Die Ausgangssperre um elf Uhr nachts, die während der Sommermonate an warmen Abenden vielfach mit einer letzten Getränkerunde to go begangen wurde, fühlt sich nun wieder wie eine Zäsur an. Und die beinahe täglichen Ausfälle in der Strom- und Wasserversorgung tragen ihr Übriges zur Stimmung bei. Und dazu, dass die Arbeitsbedingungen für kleine Unternehmen und Gastronomiebetriebe, die für Arbeitsplätze und Steuereinnahmen sorgen, zunehmend schwieriger werden.

Seitdem Russland am 10. Oktober eine Serie an massiven Angriffen auf die ukrainische Infrastruktur gestartet hat, mit Raketen und iranischen Drohnen, gehört Stromsparen in der Ukraine zum Alltag. Laut dem ukrainischen Netzbetreiber Ukrenergo sind rund um die Uhr etwa 1.000 Spezialisten unter schwierigsten Bedingungen und oft unter Einsatz ihres Lebens damit beschäftigt, die Stromversorgung nach dem Beschuss innerhalb weniger Stunden wiederherzustellen.

Foto: Daniela Prugger

"Dieses Tempo können wir dank der zuvor angelegten Bestände an notwendiger Ausrüstung beibehalten. Darüber hinaus erhalten wir Unterstützung von europäischen Netzbetreibern, die mit Verbrauchsmaterial und Ausrüstung für die Reparatur und Wiederherstellung unserer Infrastruktureinrichtungen aushelfen", sagt Ukrenergo-Chef Wolodymyr Kudrytskyi. Die EU-Kommission hat zuletzt auch Lieferungen von Kabeln, Generatoren und Transformatoren ermöglicht. Denn die Wiederherstellung der Infrastruktur liegt auch im Interesse der Europäischen Union. Allein im Jahr 2021 belief sich das Gesamtvolumen der Stromimporte aus der Ukraine auf 3.495,4 Millionen kWh, erklärt Kudrytskyi. Und im März dieses Jahres wurde die Notsynchronisierung des ukrainischen und des moldauischen Stromnetzes mit dem kontinentaleuropäischen Netz ermöglicht, um die Stabilität des Stromnetzes zu gewährleisten. Doch seit dem 11. Oktober und den russischen Raketenangriffen auf eine Reihe von Umspannwerken wurden Stromexporte auf Beschluss des ukrainischen Energieministeriums ausgesetzt.

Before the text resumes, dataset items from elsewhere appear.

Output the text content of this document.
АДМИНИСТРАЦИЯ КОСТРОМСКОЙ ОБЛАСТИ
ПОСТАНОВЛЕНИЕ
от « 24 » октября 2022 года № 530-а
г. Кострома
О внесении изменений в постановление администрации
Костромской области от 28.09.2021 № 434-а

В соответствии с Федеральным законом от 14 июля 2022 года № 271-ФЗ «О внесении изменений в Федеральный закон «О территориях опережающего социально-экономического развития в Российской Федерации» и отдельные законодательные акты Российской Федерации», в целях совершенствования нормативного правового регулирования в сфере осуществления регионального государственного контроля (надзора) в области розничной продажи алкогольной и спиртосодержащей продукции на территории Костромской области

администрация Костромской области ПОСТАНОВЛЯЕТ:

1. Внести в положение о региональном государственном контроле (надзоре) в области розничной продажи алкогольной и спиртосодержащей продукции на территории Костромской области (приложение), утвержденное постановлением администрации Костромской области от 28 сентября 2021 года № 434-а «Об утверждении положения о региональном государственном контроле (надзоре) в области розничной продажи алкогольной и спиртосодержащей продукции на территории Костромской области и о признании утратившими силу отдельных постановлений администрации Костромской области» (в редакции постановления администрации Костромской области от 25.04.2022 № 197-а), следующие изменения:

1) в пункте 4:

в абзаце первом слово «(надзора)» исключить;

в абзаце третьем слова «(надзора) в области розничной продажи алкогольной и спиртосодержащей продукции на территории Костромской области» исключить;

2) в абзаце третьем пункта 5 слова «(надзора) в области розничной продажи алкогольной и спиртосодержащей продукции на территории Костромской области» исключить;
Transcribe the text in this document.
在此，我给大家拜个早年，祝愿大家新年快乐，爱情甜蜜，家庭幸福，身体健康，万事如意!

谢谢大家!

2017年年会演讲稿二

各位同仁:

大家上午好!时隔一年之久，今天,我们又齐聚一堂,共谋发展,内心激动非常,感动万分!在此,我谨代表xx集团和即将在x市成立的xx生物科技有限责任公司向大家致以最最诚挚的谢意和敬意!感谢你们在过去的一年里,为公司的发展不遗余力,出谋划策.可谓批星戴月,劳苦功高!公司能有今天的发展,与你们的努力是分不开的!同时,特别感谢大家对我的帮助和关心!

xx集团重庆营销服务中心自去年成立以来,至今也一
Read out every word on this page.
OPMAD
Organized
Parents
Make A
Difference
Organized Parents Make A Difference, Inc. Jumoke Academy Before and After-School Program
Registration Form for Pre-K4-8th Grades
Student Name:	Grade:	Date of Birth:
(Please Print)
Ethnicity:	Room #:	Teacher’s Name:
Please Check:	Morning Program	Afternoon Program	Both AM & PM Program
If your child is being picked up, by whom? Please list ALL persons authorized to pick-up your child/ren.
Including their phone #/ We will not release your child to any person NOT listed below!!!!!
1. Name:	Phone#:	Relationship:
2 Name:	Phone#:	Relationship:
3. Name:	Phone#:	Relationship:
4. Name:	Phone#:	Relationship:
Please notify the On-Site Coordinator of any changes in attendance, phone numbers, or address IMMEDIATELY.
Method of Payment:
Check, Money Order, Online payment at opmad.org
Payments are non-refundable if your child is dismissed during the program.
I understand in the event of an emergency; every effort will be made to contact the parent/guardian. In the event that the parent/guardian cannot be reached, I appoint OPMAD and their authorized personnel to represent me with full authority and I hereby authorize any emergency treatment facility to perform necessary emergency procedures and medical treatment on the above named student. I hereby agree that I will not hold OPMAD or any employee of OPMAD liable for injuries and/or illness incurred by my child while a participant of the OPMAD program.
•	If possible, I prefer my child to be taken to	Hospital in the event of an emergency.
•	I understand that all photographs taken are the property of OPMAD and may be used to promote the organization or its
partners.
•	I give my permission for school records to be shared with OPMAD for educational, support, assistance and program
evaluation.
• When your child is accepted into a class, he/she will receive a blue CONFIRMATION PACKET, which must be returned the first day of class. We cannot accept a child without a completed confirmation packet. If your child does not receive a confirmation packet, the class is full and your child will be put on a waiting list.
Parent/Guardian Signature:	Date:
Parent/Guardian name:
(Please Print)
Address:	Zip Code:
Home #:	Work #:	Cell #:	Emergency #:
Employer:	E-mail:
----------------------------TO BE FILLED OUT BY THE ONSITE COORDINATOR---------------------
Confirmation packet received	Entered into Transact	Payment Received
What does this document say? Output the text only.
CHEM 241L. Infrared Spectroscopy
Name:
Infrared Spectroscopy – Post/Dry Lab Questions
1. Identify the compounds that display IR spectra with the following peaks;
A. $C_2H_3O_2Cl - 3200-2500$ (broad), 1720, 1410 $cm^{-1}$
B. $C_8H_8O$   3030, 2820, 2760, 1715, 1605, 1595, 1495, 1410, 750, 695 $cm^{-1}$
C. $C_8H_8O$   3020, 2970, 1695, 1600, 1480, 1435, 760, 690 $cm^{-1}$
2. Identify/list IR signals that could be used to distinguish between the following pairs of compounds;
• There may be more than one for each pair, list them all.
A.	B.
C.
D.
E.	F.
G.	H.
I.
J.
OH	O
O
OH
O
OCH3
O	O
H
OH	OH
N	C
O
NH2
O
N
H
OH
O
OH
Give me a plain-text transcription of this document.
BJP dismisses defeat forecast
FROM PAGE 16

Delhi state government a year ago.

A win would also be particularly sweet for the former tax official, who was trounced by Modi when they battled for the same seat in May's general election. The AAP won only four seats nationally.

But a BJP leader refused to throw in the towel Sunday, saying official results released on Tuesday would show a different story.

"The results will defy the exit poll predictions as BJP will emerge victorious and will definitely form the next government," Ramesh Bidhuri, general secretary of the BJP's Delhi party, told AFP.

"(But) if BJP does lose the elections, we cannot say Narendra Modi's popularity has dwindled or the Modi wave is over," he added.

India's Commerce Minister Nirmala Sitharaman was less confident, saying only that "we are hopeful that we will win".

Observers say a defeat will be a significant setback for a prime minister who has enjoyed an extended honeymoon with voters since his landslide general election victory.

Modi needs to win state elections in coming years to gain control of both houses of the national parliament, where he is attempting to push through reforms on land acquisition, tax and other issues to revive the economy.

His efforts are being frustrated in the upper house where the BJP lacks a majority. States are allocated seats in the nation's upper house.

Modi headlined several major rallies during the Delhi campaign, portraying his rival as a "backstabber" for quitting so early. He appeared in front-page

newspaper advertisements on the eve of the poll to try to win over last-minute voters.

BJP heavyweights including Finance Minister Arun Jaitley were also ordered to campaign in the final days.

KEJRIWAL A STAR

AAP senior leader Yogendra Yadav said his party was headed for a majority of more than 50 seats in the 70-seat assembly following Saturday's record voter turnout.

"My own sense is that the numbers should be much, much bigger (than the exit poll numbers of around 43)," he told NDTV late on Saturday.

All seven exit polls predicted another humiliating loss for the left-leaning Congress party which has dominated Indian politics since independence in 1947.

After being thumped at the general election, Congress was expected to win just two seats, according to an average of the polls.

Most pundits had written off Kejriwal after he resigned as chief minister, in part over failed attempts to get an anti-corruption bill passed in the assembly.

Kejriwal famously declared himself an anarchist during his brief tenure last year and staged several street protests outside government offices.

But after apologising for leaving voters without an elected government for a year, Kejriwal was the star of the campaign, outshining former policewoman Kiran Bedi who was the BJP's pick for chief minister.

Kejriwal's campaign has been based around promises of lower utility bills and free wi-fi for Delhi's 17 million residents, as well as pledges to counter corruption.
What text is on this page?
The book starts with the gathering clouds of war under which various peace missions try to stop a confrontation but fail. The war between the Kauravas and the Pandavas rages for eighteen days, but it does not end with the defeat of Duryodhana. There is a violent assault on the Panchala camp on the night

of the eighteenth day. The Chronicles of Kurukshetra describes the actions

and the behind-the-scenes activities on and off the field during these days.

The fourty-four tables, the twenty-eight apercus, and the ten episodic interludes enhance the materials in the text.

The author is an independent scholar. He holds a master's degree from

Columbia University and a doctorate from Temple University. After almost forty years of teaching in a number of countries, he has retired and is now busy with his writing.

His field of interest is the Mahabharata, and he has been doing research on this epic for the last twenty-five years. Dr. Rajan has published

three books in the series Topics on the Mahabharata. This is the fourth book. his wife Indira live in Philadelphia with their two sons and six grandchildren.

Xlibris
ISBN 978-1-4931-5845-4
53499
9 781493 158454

Stromsparen morgens und abends

Damit das Stromnetz nicht überlastet wird und die angerichteten Schäden repariert werden können, fordern Ukrenergo und die Regierung die Bewohnerinnen und Bewohner dazu auf, insbesondere während der morgendlichen und abendlichen Spitzenlastzeiten sparsam mit Licht, Waschmaschinen und elektrischen Heizkörpern umzugehen. Der Umfang der freiwilligen Verbrauchsreduzierung liegt laut Kudrytskyi im Durchschnitt zwischen fünf und fünfzehn Prozent. "Das sind erhebliche Mengen für unser Stromsystem. Leider reicht dies in den Regionen, in denen die Infrastruktur am stärksten beschädigt wurde, nicht aus, und Ukrenergo ist gezwungen, auf erzwungene Einschränkungen zurückzugreifen."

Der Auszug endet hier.